S'il n'y a pas réellement de communion comme dans la religion catholique, les adolescents danois, à l'âge de 14-15 ans ont la possibilité de confirmer leur foi en Dieu. Cette confirmation a lieu après un an d'étude religieuse où ils doivent se rendre huit fois à l'église. Cette cérémonie est un temps fort qui a lieu chaque année au printemps. À cette occasion, les villes revêtent les couleurs du drapeau danois.

L'Église Holmens, à Copenhague, est une église luthérienne fondée en 1619.

Le ministre de l’Église est responsable des églises et des pasteurs. Mais chaque église dispose d’une gestion autonome. Tous les quatre ans, les membres de l’Église choisissent un « conseil de congrégation » (menighedsråd) pour leurs églises locales. Ces conseils désignent les pasteurs, mais ces derniers reçoivent leur salaire de l’État.

Le lundi suivant la confirmation, les confirmants bénéficient d'un jour chômé le « Lundi bleu ».

Les membres de l’Église danoise acquittent l’impôt de l’Église qui couvre une partie des dépenses de l'institution. Cet impôt est levé en même temps que l’impôt d’État. Les Danois qui ne sont pas membres de cette Église doivent payer l'équivalent de cet impôt à l'État. Depuis 1947, les Danoises peuvent accéder au pastorat. La plus haute dignité dans la hiérarchie de l’Église est l’épiscopat ; plusieurs femmes y ont accédé ces dernières années.
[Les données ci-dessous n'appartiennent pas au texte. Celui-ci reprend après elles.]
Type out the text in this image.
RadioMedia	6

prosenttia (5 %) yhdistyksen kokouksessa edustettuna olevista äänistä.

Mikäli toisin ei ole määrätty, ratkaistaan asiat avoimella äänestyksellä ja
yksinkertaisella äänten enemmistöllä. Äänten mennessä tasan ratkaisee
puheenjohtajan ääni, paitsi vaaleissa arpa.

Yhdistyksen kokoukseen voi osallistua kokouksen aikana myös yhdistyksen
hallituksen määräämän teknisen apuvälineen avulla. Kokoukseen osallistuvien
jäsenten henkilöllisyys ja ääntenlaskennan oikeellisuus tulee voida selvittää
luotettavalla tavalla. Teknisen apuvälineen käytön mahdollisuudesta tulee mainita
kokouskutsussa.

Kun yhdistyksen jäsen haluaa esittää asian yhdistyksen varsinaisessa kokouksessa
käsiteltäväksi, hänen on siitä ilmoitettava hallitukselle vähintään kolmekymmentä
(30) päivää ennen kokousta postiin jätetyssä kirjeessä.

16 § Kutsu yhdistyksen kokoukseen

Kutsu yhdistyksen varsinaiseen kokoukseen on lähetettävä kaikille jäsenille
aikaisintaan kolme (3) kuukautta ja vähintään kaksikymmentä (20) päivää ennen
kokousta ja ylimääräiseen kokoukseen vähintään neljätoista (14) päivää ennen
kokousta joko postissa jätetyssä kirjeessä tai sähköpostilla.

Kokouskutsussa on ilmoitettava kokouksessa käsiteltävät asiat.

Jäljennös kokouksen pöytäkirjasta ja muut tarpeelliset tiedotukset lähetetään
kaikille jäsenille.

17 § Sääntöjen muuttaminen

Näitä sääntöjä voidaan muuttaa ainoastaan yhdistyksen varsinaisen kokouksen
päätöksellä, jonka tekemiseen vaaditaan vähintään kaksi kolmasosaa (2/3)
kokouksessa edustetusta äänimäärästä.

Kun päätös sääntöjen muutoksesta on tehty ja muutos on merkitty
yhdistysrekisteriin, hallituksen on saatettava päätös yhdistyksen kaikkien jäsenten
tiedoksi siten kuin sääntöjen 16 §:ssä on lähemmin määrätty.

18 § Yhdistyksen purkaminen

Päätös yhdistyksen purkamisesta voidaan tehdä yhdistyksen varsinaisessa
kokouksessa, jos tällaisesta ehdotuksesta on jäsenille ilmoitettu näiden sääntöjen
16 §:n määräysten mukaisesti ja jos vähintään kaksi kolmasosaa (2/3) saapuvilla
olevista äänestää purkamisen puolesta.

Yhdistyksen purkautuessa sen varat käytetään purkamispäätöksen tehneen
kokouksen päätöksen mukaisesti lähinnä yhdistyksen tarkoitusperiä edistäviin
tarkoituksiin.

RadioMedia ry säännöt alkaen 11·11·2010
La mission des pasteurs est avant tout d'organiser l'office, les sacrements et autres rituels comme le baptême, la confirmation, le mariage, l’enterrement. L'office se tient tous les dimanches matin. On y chante des psaumes et écoute le prêche du pasteur concernant le texte de la Bible choisi. Il y a aussi des messes particulières à Noël, à Pâques ou à la Pentecôte. Les pasteurs ont en outre souvent un rôle social. Ils parlent avec les gens qui ont des problèmes, visitent les personnes âgées ou les malades de leur paroisse. Le , la Société des Ases et des Vanes au Danemark qui n'est autre que le Forn Siðr, fondée en 1997 à Odense obtient du ministère des affaires religieuses le statut de religion reconnue. Elle rassemble des groupes locaux dans plusieurs régions du Danemark et compte près de 800 fidèles[réf. nécessaire].

Criminalité et détention

L'ancienne prison d'État de Horsens est fermée depuis 2006. Elle a été réhabilitée depuis en musée pénitentiaire et en salle de concert. Le groupe Metallica y a joué en 2014[96].

Régulièrement cité comme l'un des pays les plus sûrs du monde[97], le pays connaît un très faible taux de criminalité, affichant un faible taux d'homicide de 0,8 pour 100 000 personnes en 2012[98], de 64,2 vols pour 1 000 habitants par exemple[99], ce chiffre étant néanmoins en baisse de 10,5 % entre 2008 et 2013, 17 % des jeunes déclarant ayant déjà pratiqué le vol à l'étalage en 2016 contre 46 % des jeunes en 1989. Les forces de police ont pour priorité la lutte contre les cambriolages et la criminalité organisée, et la lutte contre l'insécurité demeurant un objectif permanent des pouvoirs publics, allant jusqu'à pénaliser la mendicité depuis une loi votée par le Folketing en juin 2017[100].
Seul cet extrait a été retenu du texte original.